Scrambles of NATO jets against Russian aircraft up more than 20%, source says

FILE PHOTO: RAF Typhoons scrambled in Estonia

By Sabine Siebold

BERLIN (Reuters) - Scrambles of NATO jets to intercept Russian aircraft approaching allied airspace over the Baltic Sea region went up 20% to 25% in the first quarter of 2024, a NATO source said on Thursday, with the increased Russian activity likely due to a hike in NATO drills.

The source declined to give a concrete figure for the number of Russian military flights encountered close to NATO territory.

Last year, NATO said allied fighter jets took off over 300 times to intercept Russian military aircraft, with most of the incidents occurring over the Baltic.

Since then, however, NATO has noticed a change in the mix of Russian aircraft spotted close to allied territory, the source, speaking on condition of anonymity, told Reuters.

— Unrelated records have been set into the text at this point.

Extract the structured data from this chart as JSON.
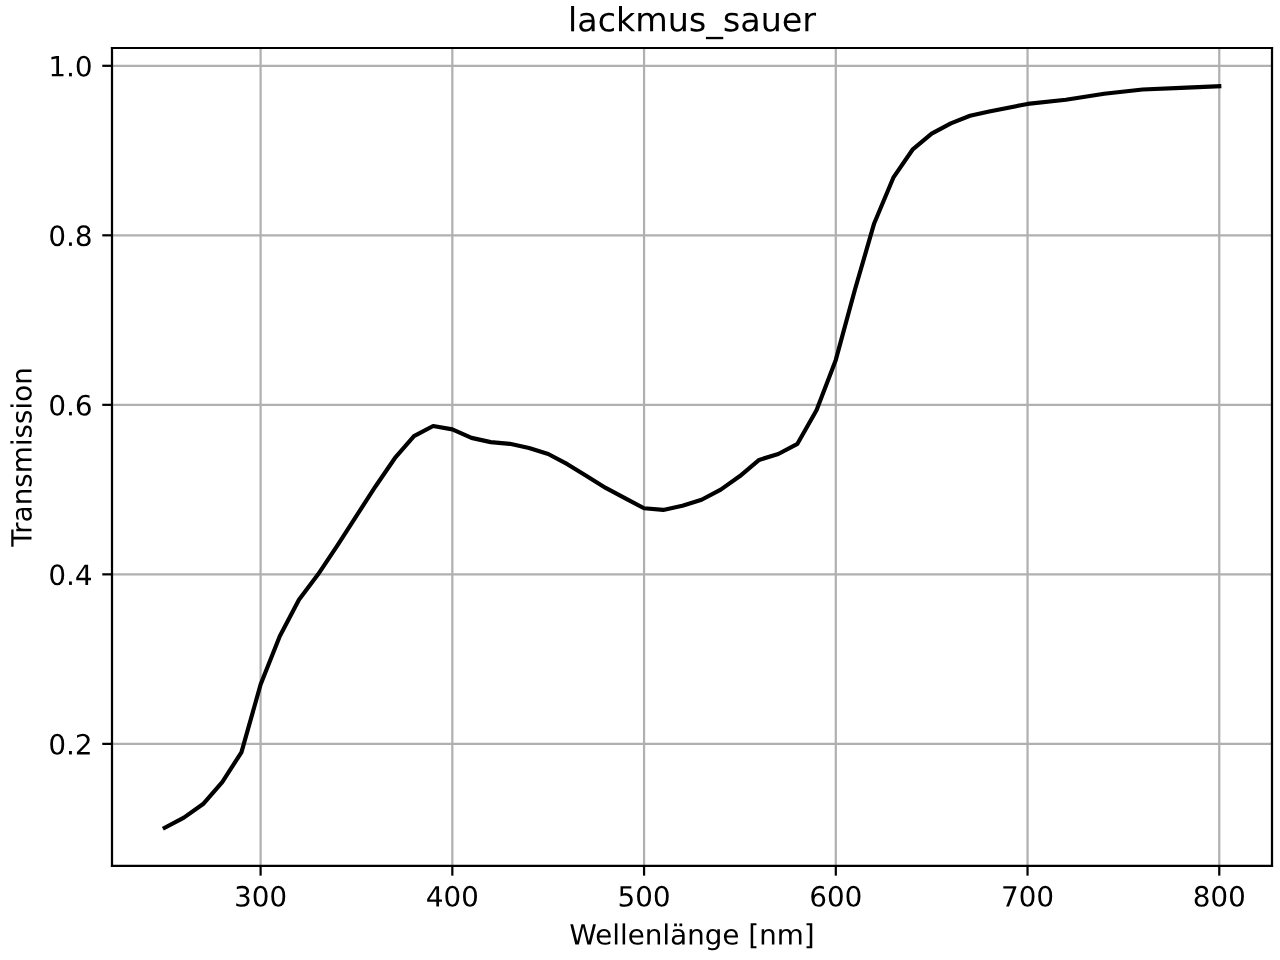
{
  "chart_data": {
    "type": "line",
    "title": "lackmus_sauer",
    "xlabel": "Wellenlänge [nm]",
    "ylabel": "Transmission",
    "series": [
      {
        "color": "#000000",
        "x": [
          250,
          260,
          270,
          280,
          290,
          300,
          310,
          320,
          330,
          340,
          350,
          360,
          370,
          380,
          390,
          400,
          410,
          420,
          430,
          440,
          450,
          460,
          470,
          480,
          490,
          500,
          510,
          520,
          530,
          540,
          550,
          560,
          570,
          580,
          590,
          600,
          610,
          620,
          630,
          640,
          650,
          660,
          670,
          680,
          700,
          720,
          740,
          760,
          780,
          800
        ],
        "values": [
          0.101,
          0.113,
          0.129,
          0.155,
          0.19,
          0.27,
          0.327,
          0.37,
          0.4,
          0.434,
          0.469,
          0.504,
          0.537,
          0.563,
          0.575,
          0.571,
          0.561,
          0.556,
          0.554,
          0.549,
          0.542,
          0.53,
          0.516,
          0.502,
          0.49,
          0.478,
          0.476,
          0.481,
          0.488,
          0.5,
          0.516,
          0.535,
          0.542,
          0.554,
          0.594,
          0.653,
          0.736,
          0.814,
          0.868,
          0.901,
          0.92,
          0.932,
          0.941,
          0.946,
          0.955,
          0.96,
          0.967,
          0.972,
          0.974,
          0.976
        ]
      }
    ],
    "xlim": [
      222.5,
      827.5
    ],
    "xticks": [
      300,
      400,
      500,
      600,
      700,
      800
    ],
    "ylim": [
      0.056,
      1.021
    ],
    "yticks": [
      {
        "value": 0.2,
        "label": "0.2"
      },
      {
        "value": 0.4,
        "label": "0.4"
      },
      {
        "value": 0.6,
        "label": "0.6"
      },
      {
        "value": 0.8,
        "label": "0.8"
      },
      {
        "value": 1.0,
        "label": "1.0"
      }
    ],
    "grid": true,
    "marker": "none",
    "line_style": "solid"
  }
}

Unlike in the past, Western pilots these days barely detect any Russian fighter jets or strategic bombers approaching allied airspace, and most intercepts now involve surveillance aircraft or sometimes transport planes, the source said.

It is not clear why Russia has changed its behaviour but there is an assumption that Moscow needs its bombers and fighter jets in Ukraine as fighting there has been growing in intensity, the source added.

NATO says Russian military aircraft have a history of not transmitting a transponder code indicating their position and altitude, not filing a flight plan and not communicating with air traffic controllers.

Following Russia's full-scale invasion of Ukraine in February 2022, the Western military alliance ramped up its presence along its eastern flank, sending more fighter jets there and setting up ground-based air defences.

NATO also deployed extra fighter jets to Romania after repeated Russian strikes on Ukrainian infrastructure close to the alliance's southeastern border.

At the beginning of the year, NATO launched its largest exercise since the Cold War, involving some 90,000 troops.

The drills are meant to rehearse NATO's execution of its regional plans - the first defence plans the alliance has drawn up in decades - detailing how it would respond to a Russian attack.